Other channels may have shown it, but the two broadcasters with a significant international presence — Sky and the BBC — have chosen not to. They have a reputation to lose; ITV, Channel 4 and Channel 5 don’t.

The head of Sky News said, “…the nature of an appeal is that it sets out to provoke a specific response from the viewer. We don't believe that broadcasting such an appeal on Sky News can be combined with the balance and context that impartial journalism aims to bring to the highly charged and continuing conflict in Gaza.”

Sounds fair to me.

One problem here - and apparently the motivation for the BBC's decision - is that the appeal appears entirely one-sided, seeking support only for one party to the conflict (not to mention that side being the aggressor) - worse, in this particular situation, any aid distributed will be controlled and used as additional leverage over the population by Hamas, the group most responsible for the conflict and damage in the first place. To put it in historical context, how many appeals did the BBC broadcast raising funds to help Argentina during the Falklands, or North Korea, North Vietnam, Japan and Nazi Germany?

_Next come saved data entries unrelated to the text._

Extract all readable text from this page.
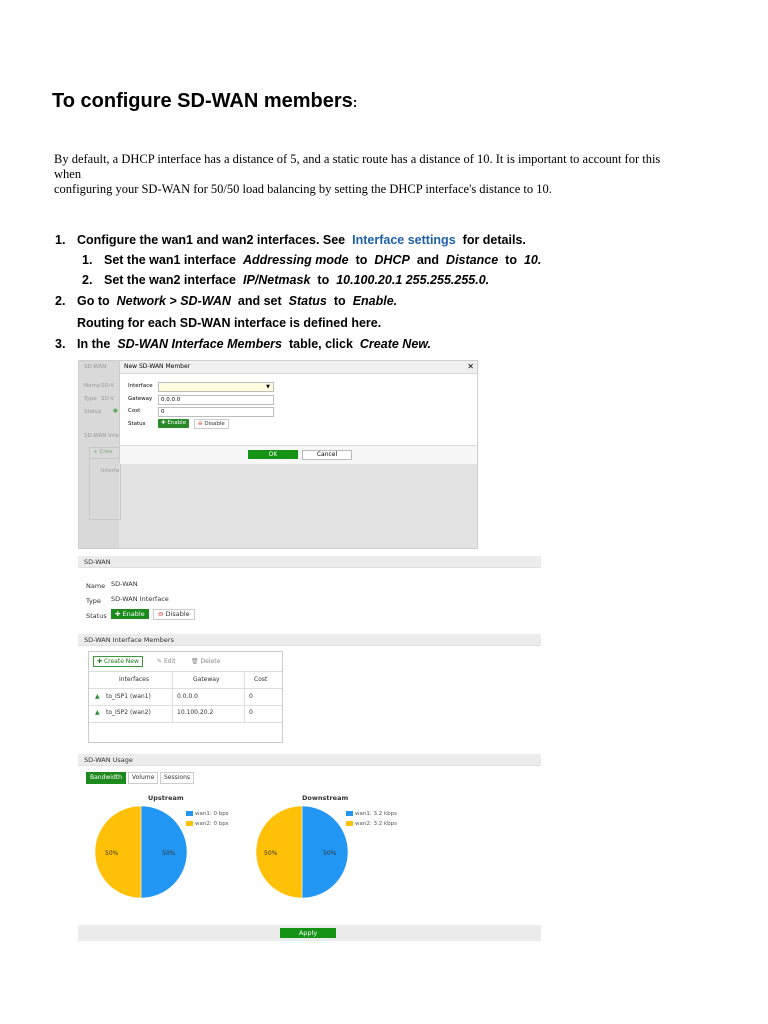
To configure SD-WAN members:
By default, a DHCP interface has a distance of 5, and a static route has a distance of 10. It is important to account for this
when
configuring your SD-WAN for 50/50 load balancing by setting the DHCP interface's distance to 10.
1. Configure the wan1 and wan2 interfaces. See Interface settings for details.
1. Set the wan1 interface Addressing mode to DHCP and Distance to 10.
2. Set the wan2 interface IP/Netmask to 10.100.20.1 255.255.255.0.
2. Go to Network > SD-WAN and set Status to Enable.
Routing for each SD-WAN interface is defined here.
3. In the SD-WAN Interface Members table, click Create New.
SD-WAN
Name SD-V
Type SD-V
Status ●
SD-WAN Inte
+ Crea
Interfa
New SD-WAN Member	✕
Interface	▼
Gateway	0.0.0.0
Cost	0
Status	✚ Enable	⊖ Disable
OK	Cancel
SD-WAN
Name SD-WAN
Type SD-WAN Interface
Status	✚ Enable	⊖ Disable
SD-WAN Interface Members
✚ Create New	✎ Edit	🗑 Delete
Interfaces	Gateway	Cost
▲ to_ISP1 (wan1)	0.0.0.0	0
▲ to_ISP2 (wan2)	10.100.20.2	0
SD-WAN Usage
Bandwidth	Volume	Sessions
Upstream
50%	50%
wan1: 0 bps
wan2: 0 bps
Downstream
50%	50%
wan1: 3.2 kbps
wan2: 3.2 kbps
Apply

If the appeal were to guarantee that aid distribution would somehow be independent of Hamas influence, exclude their membership from the benefits and give an equal share to the victims of the conflict on both sides of the border, I might support it - but instead, there are already news reports of the international aid falling into Hamas hands.

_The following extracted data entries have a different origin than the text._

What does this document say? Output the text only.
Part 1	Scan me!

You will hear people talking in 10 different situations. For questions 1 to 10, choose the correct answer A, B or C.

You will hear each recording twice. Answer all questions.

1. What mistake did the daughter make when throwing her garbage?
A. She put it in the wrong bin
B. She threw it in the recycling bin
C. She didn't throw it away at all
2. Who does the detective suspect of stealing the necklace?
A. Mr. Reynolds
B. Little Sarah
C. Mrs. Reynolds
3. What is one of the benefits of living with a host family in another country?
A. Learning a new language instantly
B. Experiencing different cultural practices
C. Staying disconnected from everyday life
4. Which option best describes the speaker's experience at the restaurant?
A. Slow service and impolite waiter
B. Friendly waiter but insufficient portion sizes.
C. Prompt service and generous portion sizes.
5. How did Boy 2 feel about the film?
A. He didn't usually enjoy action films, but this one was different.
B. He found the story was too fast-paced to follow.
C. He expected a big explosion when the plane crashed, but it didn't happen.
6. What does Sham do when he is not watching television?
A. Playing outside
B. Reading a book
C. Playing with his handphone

Aid should go where there is greatest need. And your analogies are spurious, given that the UK is not a participant in this conflict, any more than it is in Darfur or Congo or Rwanda. I hold no brief for Hamas, but denying aid to civilians because there is a risk of misappropriation (which also happens in other conflict zones, but again does not prevent appeals being made) only plays into their hands because they can then pretend they are the "only people who can help".